Ce principe n’est toutefois pas absolu : le parent créancier et l’enfant majeur sont en effet tenus de respecter certaines conditions (2).

Lorsque ces conditions ne sont pas respectées ou s’il fait face à des difficultés sérieuses, le parent débiteur dispose de moyens d’action pour agir (3).

La procédure est toutefois spécifique et justifie que certaines précisions soient apportées (4).

Enfin, certains conseils peuvent être appliqués pour prévenir d’éventuelles difficultés (5).

1) Le principe : peu importe la majorité, le parent débiteur d’une pension alimentaire doit continuer d’en honorer le paiement jusqu’à l’autonomie financière de l’enfant.

En droit, aux termes de l’article 371-2 du Code Civil :

« Chacun des parents contribue à l’entretien et à l’éducation des enfants à proportion de ses ressources, de celles de l’autre parent, ainsi que des besoins de l’enfant.
Cette obligation ne cesse de plein droit ni lorsque l’autorité parentale ou son exercice est retiré, ni lorsque l’enfant est majeur
 ».

L’obligation de contribuer à l’entretien de l’enfant trouve ainsi sa source dans un fondement légal et moral :

En vertu de la loi, les parents ont en effet l’obligation légale de subvenir aux besoins de leurs enfants.

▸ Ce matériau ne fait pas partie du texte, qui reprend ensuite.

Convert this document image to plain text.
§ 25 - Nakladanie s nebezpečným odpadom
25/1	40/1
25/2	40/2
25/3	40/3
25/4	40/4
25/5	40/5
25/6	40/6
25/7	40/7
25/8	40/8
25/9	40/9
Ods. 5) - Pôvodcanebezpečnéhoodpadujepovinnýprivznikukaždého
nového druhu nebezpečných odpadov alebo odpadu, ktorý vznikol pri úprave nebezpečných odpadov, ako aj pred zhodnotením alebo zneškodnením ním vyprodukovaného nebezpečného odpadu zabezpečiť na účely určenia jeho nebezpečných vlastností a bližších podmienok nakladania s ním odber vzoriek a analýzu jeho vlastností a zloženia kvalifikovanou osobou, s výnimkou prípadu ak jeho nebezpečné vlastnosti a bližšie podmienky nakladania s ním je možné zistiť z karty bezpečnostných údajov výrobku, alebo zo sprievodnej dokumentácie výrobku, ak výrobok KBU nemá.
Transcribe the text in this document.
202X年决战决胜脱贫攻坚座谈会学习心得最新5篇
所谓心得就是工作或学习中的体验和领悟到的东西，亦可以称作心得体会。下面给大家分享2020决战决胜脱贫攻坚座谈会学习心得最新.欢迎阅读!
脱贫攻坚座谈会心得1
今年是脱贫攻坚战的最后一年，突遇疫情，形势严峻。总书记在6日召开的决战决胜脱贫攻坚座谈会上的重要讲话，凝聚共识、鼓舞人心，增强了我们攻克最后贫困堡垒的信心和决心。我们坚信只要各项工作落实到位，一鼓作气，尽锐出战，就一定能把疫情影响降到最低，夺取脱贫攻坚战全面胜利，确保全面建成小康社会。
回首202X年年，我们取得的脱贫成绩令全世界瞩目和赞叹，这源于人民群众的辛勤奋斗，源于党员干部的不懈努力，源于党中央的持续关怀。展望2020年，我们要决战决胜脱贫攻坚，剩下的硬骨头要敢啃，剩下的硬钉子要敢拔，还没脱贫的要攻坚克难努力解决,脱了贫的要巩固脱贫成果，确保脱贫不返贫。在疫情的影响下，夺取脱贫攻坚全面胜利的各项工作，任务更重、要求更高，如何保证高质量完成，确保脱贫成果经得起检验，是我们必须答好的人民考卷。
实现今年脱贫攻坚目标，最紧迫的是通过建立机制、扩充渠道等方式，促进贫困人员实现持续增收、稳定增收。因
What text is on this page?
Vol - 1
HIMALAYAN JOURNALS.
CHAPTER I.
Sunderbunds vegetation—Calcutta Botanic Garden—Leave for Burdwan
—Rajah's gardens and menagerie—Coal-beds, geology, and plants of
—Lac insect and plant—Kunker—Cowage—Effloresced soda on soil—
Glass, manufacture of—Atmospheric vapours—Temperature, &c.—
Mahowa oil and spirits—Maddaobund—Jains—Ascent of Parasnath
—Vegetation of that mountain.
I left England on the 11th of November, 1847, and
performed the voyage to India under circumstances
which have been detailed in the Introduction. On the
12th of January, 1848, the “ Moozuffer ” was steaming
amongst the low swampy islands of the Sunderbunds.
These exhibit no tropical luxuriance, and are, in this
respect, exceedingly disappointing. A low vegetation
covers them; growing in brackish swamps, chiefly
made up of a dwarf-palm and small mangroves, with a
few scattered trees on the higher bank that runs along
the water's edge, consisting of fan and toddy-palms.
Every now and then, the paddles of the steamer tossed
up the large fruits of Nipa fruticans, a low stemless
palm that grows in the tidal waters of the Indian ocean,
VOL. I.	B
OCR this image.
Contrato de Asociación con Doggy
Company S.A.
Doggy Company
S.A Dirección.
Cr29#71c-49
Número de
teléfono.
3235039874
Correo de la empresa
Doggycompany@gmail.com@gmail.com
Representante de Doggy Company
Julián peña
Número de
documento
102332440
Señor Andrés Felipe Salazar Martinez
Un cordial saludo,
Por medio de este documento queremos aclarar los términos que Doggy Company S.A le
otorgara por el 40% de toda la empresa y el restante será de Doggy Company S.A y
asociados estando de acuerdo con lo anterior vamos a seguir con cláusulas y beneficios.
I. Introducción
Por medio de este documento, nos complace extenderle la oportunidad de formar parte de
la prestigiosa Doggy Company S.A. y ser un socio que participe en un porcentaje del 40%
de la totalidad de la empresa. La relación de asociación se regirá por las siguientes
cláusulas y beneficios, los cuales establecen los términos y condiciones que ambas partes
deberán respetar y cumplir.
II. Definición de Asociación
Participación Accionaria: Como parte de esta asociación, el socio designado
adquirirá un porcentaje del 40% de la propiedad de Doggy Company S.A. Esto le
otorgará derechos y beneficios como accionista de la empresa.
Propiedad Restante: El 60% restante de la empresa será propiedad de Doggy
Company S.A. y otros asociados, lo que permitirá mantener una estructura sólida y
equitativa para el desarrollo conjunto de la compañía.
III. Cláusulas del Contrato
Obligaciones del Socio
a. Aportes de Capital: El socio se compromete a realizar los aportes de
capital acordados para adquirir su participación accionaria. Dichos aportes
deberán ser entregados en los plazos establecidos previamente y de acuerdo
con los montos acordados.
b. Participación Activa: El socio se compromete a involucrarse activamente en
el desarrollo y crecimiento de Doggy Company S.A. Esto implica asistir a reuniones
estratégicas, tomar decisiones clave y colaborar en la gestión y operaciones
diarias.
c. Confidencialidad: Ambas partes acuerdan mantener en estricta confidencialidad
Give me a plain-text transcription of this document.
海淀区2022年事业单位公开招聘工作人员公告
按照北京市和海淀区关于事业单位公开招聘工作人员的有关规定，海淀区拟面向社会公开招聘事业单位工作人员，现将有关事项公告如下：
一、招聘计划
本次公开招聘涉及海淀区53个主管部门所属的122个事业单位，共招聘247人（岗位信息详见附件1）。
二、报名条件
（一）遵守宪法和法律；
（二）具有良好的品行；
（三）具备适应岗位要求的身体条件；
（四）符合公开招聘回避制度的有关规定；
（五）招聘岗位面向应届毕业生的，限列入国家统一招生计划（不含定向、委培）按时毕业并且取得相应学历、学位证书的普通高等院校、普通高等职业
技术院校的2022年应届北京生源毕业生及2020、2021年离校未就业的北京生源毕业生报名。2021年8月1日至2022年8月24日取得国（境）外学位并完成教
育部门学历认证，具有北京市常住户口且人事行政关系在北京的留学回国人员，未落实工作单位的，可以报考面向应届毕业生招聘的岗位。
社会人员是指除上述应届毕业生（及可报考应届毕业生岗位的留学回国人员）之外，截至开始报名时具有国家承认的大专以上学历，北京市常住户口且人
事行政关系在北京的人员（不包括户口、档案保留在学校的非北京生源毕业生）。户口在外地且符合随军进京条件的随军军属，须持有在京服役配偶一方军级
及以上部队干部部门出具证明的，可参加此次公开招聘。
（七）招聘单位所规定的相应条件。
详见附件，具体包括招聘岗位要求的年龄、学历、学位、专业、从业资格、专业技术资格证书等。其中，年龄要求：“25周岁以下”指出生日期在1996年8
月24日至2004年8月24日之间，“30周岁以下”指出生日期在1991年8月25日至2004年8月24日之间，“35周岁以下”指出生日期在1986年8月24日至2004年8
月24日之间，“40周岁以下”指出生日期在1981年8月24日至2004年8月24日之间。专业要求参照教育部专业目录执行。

Ainsi, le principe est le suivant : sauf circonstances particulières, le versement de la pension alimentaire ne cesse pas systématiquement lorsque l’enfant atteint la majorité puisqu’il doit être poursuivi jusqu’à ce que celui-ci ait acquis son autonomie financière.

En effet, la circonstance que l’enfant devienne majeur ne met pas fin à l’obligation alimentaire puisque la majorité nouvelle acquise n’entraine pas de facto une indépendance financière.

Le plus souvent, l’enfant entame des études supérieures ou se met à la recherche d’un premier emploi, ce qui signifie qu’il demeure un certain temps encore à la charge de ses parents.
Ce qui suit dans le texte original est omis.